In my work as a journalist, I have long tried to examine how the struggle for raw materials can lead to conflicts and wars. I first investigated this fatal causality in West Africa, in the diamond mines of Sierra Leone as well as in the Nigerian oil fields. The bitter confrontation between the energy giant Shell and the Nigerian tribes about the Niger delta's oil made it clear to me why fossil wealth is often more of a curse than a blessing for a country and its people.
This book is the result of many research trips and interviews in the countries of the Caspian region, the Caucasus, and Central Asia. In exploring the various front lines of the new Great Game, I tracked down its players, observers, and victims. Meeting with oil executives, warlords, diplomats, refugees, oil workers, politicians, agents, and generals, I traveled for thousands of miles from the Caucasus peaks across the Central Asian plains down to the Afghan Hindu Kush and to Kashmir.

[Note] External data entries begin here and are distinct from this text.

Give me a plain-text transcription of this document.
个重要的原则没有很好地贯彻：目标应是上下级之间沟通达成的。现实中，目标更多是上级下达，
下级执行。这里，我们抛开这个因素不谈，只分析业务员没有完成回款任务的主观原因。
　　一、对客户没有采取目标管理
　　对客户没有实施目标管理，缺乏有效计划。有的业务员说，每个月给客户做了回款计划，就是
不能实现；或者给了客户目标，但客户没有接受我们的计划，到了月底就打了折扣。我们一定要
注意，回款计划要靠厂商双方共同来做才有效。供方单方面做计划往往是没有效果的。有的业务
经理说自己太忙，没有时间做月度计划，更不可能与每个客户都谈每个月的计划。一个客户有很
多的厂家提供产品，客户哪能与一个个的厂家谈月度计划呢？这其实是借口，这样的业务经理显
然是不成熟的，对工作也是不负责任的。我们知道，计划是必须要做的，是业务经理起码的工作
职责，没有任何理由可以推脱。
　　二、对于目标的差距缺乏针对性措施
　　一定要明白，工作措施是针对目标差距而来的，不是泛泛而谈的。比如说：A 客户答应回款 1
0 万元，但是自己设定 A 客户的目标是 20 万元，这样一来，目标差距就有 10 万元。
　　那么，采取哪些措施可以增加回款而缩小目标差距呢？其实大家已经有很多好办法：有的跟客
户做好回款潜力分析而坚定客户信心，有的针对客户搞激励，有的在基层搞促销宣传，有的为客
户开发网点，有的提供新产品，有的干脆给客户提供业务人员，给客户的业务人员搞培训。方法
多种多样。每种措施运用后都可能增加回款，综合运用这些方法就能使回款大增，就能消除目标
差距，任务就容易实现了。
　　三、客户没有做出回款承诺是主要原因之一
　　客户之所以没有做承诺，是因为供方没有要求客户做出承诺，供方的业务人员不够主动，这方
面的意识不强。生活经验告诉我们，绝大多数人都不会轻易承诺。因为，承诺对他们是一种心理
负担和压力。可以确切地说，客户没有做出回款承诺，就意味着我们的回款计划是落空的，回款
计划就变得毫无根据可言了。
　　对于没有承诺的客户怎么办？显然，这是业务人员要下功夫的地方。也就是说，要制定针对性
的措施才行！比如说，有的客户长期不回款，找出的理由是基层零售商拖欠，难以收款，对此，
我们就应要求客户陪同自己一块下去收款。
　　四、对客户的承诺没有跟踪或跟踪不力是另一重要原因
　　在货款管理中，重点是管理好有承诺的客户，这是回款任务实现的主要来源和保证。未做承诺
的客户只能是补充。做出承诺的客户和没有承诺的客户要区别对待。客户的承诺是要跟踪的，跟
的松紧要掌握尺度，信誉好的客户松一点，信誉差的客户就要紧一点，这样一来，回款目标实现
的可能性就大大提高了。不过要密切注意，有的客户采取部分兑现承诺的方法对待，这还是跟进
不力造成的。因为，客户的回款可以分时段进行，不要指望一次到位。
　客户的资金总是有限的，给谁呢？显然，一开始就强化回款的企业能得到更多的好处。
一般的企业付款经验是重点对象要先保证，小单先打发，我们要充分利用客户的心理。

My journey began in Baku, the capital of Azerbaijan, which is both the center of the Caspian oil boom and the starting point for a U.S.–backed giant pipeline to the Turkish Mediterranean coast. I followed its projected course across the war-torn country of Georgia, where Western investors face rampant corruption and the constant threat of Russian military attacks. After an excursion by UN helicopter to the secessionist Caucasus republic of Abkhazia, I crossed the Caucasus mountains to reach Chechnya, where pipelines also play a role in the terrible war between Russian forces and Chechen rebels.
Following a brief return to Baku for a dramatic turn of events, I flew to Kazakhstan, the new "Wild East Oil Dorado," where massive corruption scandals involving American energy corporations mar the world's greatest oil discoveries in three decades. From there, I visited the Muslim Uighur people in Xinjiang, the western-most province of China, which, by aggressively pursuing pipeline plans to transport Kazakh oil to Shanghai, is turning out to be one of the United States' main Great Game rivals. The other is Iran, part of George W. Bush's "axis of evil," whose oil bosses told me in Tehran of their plans to thwart the American pipeline plans by offering Iran's oil network to the Caspian states.
After a nocturnal boat trip across the Caspian waters I then reached Turkmenistan, one of the world's most isolated countries, whose eccentric dictator erects golden statues of himself while trying to play Americans and Russians against each other. Venturing deeper into Central Asia, I traveled to Uzbekistan, Washington's new and despotically ruled ally, to witness the arrival of thousands of U.S. antiterror troops, now stationed within a day's march of the Caspian oil riches.
After a visit to U.S. troops at another new base in Kyrgyzstan and to their potential adversaries, Russian troops in neighboring Tajikistan, I traveled to post-Taliban Afghanistan, the latest Great Game battlefield. There, I met with warlords, government members, and American officers to investigate new plans to construct a pipeline through U.S.-controlled territory. My long journey ended in Pakistan, the cradle of terrorism and the driving force behind the Afghan pipeline deal, where I tracked down Islamic militants who threaten to bring the American presence in the region to a violent end.
All the different countries and people in this story have a small part to play in the new Great Game. The actors may have changed since Kipling's time but its culmination in war and death remains the same, and the victims are nearly always innocent civilians. They know why oil is called "the Devil's tears."